La Première ministre italienne, Giorgia Meloni, a plaidé hier pour une «nouvelle approche» à l’égard de l’Afrique, notamment sur le dossier migratoire, lors d’une visite en Tunisie, l’un des principaux points de départ de migrants clandestins vers l’Europe, rapporte l’AFP.
Mme Meloni, qui effectuait sa quatrième visite dans le pays en moins d’un an, a remercié le président tunisien, Kaïs Saïed, «pour le travail que nous menons ensemble dans la lutte contre les trafiquants d’êtres humains», dans une déclaration vidéo diffusée par ses services après leur entrevue dans la matinée au Palais de Carthage. Convenant avec K. Saïed que «la Tunisie ne peut pas être un pays d’arrivée pour les migrants» du reste de l’Afrique, elle s’est engagée à «impliquer les organisations internationales pour travailler sur les rapatriements» vers les pays d’origine. La lutte contre l’immigration clandestine «nécessite du développement pour les pays africains, des investissements. L’Italie cherche à faire avancer cette nouvelle approche» au niveau européen, a-t-elle argué.
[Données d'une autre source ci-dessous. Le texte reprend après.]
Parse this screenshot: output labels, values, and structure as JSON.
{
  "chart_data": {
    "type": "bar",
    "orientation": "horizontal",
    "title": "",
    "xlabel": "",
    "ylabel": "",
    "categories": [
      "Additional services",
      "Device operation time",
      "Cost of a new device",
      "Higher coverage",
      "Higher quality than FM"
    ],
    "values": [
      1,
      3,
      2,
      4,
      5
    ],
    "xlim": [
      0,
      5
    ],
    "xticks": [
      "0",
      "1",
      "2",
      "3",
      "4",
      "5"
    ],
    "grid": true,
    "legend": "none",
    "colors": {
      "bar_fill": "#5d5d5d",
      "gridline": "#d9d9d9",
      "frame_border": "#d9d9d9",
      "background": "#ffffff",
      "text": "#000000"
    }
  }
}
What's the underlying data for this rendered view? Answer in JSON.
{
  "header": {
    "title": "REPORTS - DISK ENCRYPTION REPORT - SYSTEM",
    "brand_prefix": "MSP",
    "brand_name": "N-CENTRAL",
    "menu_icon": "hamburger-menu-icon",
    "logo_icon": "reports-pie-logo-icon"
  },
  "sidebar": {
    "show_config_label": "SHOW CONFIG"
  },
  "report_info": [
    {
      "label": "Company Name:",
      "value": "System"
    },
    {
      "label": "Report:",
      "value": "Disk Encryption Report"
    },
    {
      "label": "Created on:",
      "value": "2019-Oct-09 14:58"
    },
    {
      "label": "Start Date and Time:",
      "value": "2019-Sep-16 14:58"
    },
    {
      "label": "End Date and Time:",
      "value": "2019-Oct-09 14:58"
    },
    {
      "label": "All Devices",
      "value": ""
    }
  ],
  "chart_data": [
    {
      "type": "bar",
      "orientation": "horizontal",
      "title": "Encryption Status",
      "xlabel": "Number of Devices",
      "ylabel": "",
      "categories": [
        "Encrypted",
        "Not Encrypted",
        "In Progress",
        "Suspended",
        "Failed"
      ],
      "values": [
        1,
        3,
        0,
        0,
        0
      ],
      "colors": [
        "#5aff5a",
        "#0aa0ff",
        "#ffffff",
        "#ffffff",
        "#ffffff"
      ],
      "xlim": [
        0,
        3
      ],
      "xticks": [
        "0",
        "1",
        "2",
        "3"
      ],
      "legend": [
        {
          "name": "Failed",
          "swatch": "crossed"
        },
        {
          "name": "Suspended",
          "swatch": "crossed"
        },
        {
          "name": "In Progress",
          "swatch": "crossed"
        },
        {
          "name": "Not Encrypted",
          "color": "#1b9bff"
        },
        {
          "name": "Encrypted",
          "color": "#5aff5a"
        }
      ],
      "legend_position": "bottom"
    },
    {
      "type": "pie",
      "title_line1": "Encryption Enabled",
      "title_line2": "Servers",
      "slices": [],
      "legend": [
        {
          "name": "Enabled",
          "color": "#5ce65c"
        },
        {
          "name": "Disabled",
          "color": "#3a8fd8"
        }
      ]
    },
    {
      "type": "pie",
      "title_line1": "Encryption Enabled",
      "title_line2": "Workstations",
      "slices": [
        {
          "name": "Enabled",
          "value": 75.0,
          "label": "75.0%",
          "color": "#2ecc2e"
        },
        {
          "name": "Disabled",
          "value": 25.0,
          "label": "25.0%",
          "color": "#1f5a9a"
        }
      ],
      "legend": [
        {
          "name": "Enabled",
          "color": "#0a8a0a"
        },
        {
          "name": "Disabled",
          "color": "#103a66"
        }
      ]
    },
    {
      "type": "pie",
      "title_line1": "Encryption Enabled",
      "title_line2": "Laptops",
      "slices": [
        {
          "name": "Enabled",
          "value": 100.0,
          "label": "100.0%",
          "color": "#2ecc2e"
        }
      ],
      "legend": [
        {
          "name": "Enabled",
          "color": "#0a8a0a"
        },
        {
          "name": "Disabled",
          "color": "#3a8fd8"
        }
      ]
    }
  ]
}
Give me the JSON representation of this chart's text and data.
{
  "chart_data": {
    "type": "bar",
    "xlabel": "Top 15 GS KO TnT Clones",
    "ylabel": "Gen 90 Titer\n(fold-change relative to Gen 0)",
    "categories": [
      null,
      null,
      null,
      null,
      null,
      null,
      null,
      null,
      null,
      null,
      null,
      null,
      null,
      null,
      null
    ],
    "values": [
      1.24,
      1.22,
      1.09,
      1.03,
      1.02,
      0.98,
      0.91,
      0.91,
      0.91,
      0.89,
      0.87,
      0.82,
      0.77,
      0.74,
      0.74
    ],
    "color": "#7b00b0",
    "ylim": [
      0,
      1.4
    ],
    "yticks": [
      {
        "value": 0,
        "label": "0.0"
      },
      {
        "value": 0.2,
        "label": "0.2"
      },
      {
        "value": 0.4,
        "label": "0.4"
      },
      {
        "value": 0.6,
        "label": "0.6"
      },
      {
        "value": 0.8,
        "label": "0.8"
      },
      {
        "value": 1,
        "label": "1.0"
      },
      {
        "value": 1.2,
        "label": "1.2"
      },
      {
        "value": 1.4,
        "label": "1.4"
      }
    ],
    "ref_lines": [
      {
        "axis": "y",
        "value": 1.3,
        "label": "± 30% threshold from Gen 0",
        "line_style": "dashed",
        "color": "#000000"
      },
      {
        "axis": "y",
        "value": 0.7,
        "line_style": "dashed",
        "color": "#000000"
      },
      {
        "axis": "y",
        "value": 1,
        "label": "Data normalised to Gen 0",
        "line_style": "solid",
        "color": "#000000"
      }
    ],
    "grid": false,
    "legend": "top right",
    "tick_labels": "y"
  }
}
Le déplacement de Mme Meloni en Tunisie survient à deux mois d’élections européennes où le dossier migratoire fait déjà l’objet de débats houleux. Le président Saïed a indiqué ces derniers jours son refus que la Tunisie, principal point de départ avec la Libye pour les traversées clandestines de la Méditerranée centrale, devienne «un pays de transit ou d’installation» des migrants d’autres pays d’Afrique. Pour Rome, «il reste fondamental que les autorités tunisiennes poursuivent leur action de lutte contre le trafic et la traite d’êtres humains et pour contenir les départs illégaux» de migrants, a fait savoir l’entourage de la Première ministre. Selon des statistiques officielles italiennes, les arrivées clandestines de migrants en provenance de Tunisie, qui diminuaient depuis l’automne et jusqu’en début d’année, ont connu un rebond entre mi-mars et mi-avril avec 5587 migrants (+337,52% sur un mois).
Dans son allocution, Mme Meloni a souligné les efforts de l’Italie pour encourager en parallèle l’immigration légale avec l’octroi prévu de 12 000 permis de séjour à des Tunisiens préalablement formés sur le territoire tunisien. Une petite manifestation a réuni devant l’ambassade d’Italie des militants critiquant la gestion «sécuritaire» du dossier migratoire par la Tunisie et l’Italie, et réclamant «des solutions plus humaines». Des familles de migrants tunisiens ayant disparu vraisemblablement dans des naufrages en Méditerranée étaient également présentes. Trois accords ont été signés hier (une aide de 50 millions d’euros au budget tunisien au bénéfice de projets dans l’énergie, une ligne de crédit de 55 millions d’euros aux PME et un accord de coopération universitaire) et d’autres suivront, selon Mme Meloni, dans les prochaines semaines, notamment dans le domaine militaire. Sous l’impulsion de la cheffe de gouvernement, l’Union européenne a conclu un accord avec Tunis prévoyant des aides financières en contrepartie d’efforts accrus pour réduire les départs de migrants.
Mais le mémorandum signé à la mi-juillet a suscité de vives critiques : le Parlement européen a voté mi-mars une résolution pour contester les conditions du décaissement par Bruxelles de 150 millions d’euros d’appui budgétaire à Tunis en dénonçant «une détérioration de l’Etat de droit en Tunisie». L’UE a aussi commencé à verser 105 millions d’aide pour lutter contre l’immigration irrégulière.